Key Experimental Results¶
Main Results¶
| Finding | Description |
|---|---|
| Reasoning-Induced Safety Gap | Leakage rates for implicit queries are much higher than explicit queries—models comply with direct requests but fail to prevent derivation via reasoning. |
| OCR Paradox | Providing OCR text improves perception capabilities but significantly increases information leakage. |
| Cross-Modal Leakage | Policy compliance drops significantly in multimodal settings requiring the integration of text and visual evidence. |
| DVA Advantage | DVA consistently outperforms standard prompting defenses across all document types and query settings. |
Ablation Study¶
| Defense Strategy | Effect |
|---|---|
| Standard CoT Prompting | Limited protection; fails to intercept intermediate reasoning steps. |
| Post-hoc Output Revision | Limited protection; information has already been computed during reasoning. |
| DVA (Full) | Significantly reduces leakage rates, providing a practical safety baseline. |
Key Findings¶
- Even state-of-the-art models like GPT-5.2 systematically leak protected information in cross-modal reasoning scenarios.
- Providing OCR text is a "double-edged sword"—it improves perception but exacerbates leakage, revealing a "capability-safety" trade-off.
- Mixed evidence types carry the highest leakage risk as they require integrating information from multiple modalities.
- DVA's step-by-step verification strategy effectively blocks information propagation paths within the reasoning chain.
Highlights & Insights¶
- The "reasoning-induced safety gap" is a profound observation—the model's reasoning capability itself becomes a source of security vulnerability, differing from the "adversarial input" paradigm in traditional safety research.
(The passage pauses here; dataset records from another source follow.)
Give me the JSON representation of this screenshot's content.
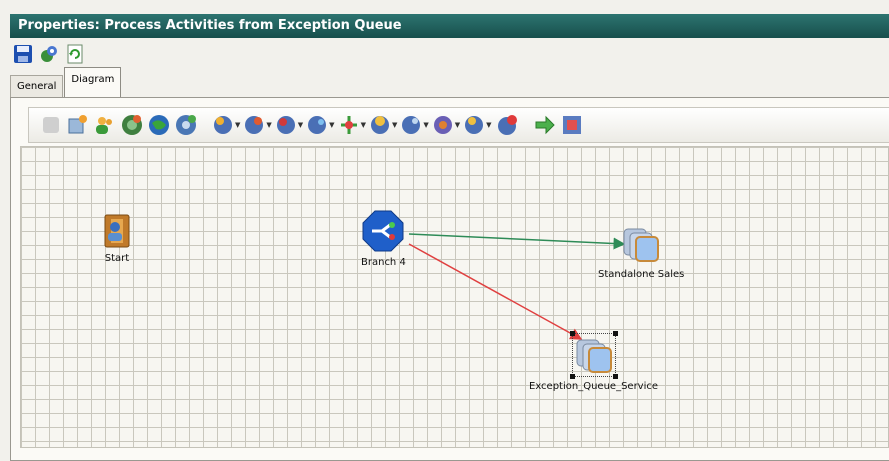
{
  "window": {
    "title": "Properties: Process Activities from Exception Queue"
  },
  "main_toolbar": {
    "items": [
      "save-icon",
      "refresh-settings-icon",
      "reload-icon"
    ]
  },
  "tabs": [
    {
      "label": "General",
      "active": false
    },
    {
      "label": "Diagram",
      "active": true
    }
  ],
  "diagram_toolbar": {
    "buttons": [
      "disabled-icon",
      "new-activity-icon",
      "users-icon",
      "activity-icon",
      "globe-icon",
      "process-icon",
      "dropdown-icon-1",
      "dropdown-icon-2",
      "dropdown-icon-3",
      "dropdown-icon-4",
      "branch-dropdown-icon",
      "dropdown-icon-5",
      "dropdown-icon-6",
      "dropdown-icon-7",
      "dropdown-icon-8",
      "delete-activity-icon",
      "arrow-right-icon",
      "layout-icon"
    ]
  },
  "diagram": {
    "nodes": [
      {
        "id": "start",
        "label": "Start",
        "type": "start"
      },
      {
        "id": "branch",
        "label": "Branch 4",
        "type": "branch"
      },
      {
        "id": "sales",
        "label": "Standalone Sales",
        "type": "service"
      },
      {
        "id": "exception",
        "label": "Exception_Queue_Service",
        "type": "service",
        "selected": true
      }
    ],
    "connections": [
      {
        "from": "branch",
        "to": "sales",
        "color": "#2e8b57"
      },
      {
        "from": "branch",
        "to": "exception",
        "color": "#e04040"
      }
    ]
  },
  "colors": {
    "title_bar": "#1f5e5b",
    "grid": "#c9c7bd",
    "green_line": "#2e8b57",
    "red_line": "#e04040"
  }
}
- The core philosophy of DVA—embedding safety checks into each sub-step of reasoning—is generalizable to any scenario requiring constraint maintenance during information processing.
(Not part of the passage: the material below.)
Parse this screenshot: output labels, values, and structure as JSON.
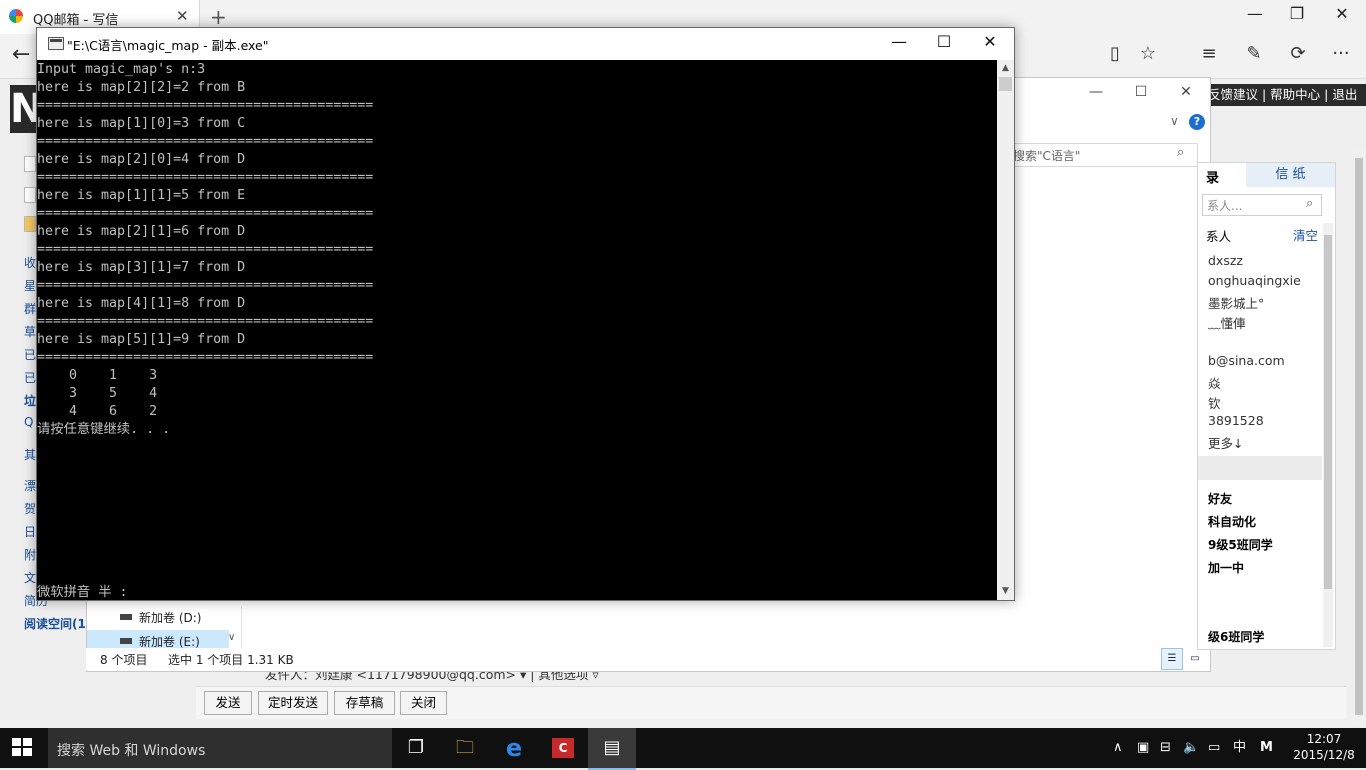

- The dataset design anchors non-disclosure targets to information requiring deep understanding (rather than simple facts), greatly enhancing the real-world relevance of the benchmark.
Limitations & Future Work¶
- The dataset size is relatively small (90 documents), which may not cover all document types and policy patterns.
- DVA increases reasoning latency, which may impact real-time applications.
- Only non-disclosure policies were evaluated; more complex conditional disclosure rules were not addressed.
- The impact of model fine-tuning or safety alignment training on policy preservation was not explored.
Related Work & Insights¶
- vs. CoPriva: CoPriva is limited to pure-text inputs and local text fragment queries; Doc-PP extends to multimodal documents and cross-document reasoning.
- vs. VLM-GEOPRIVACY: The latter focuses on implicit privacy norms (geospatial inference), while Doc-PP focuses on explicit user-defined constraints.
- vs. Traditional Safety Alignment: Methods like RLHF are trained for implicit social norms and cannot handle dynamic, user-specified policies.
Rating¶
- Novelty: ⭐⭐⭐⭐⭐ First multimodal document policy preservation benchmark; "reasoning-induced safety gap" is a novel concept.
- Experimental Thoroughness: ⭐⭐⭐⭐ Evaluated multiple LVLMs and defense strategies, though dataset size is limited.
- Writing Quality: ⭐⭐⭐⭐⭐ Clear problem definition, intuitive threat model, and rigorous experimental design.
- Value: ⭐⭐⭐⭐⭐ Highlights a neglected yet critical security issue in LVLM deployment.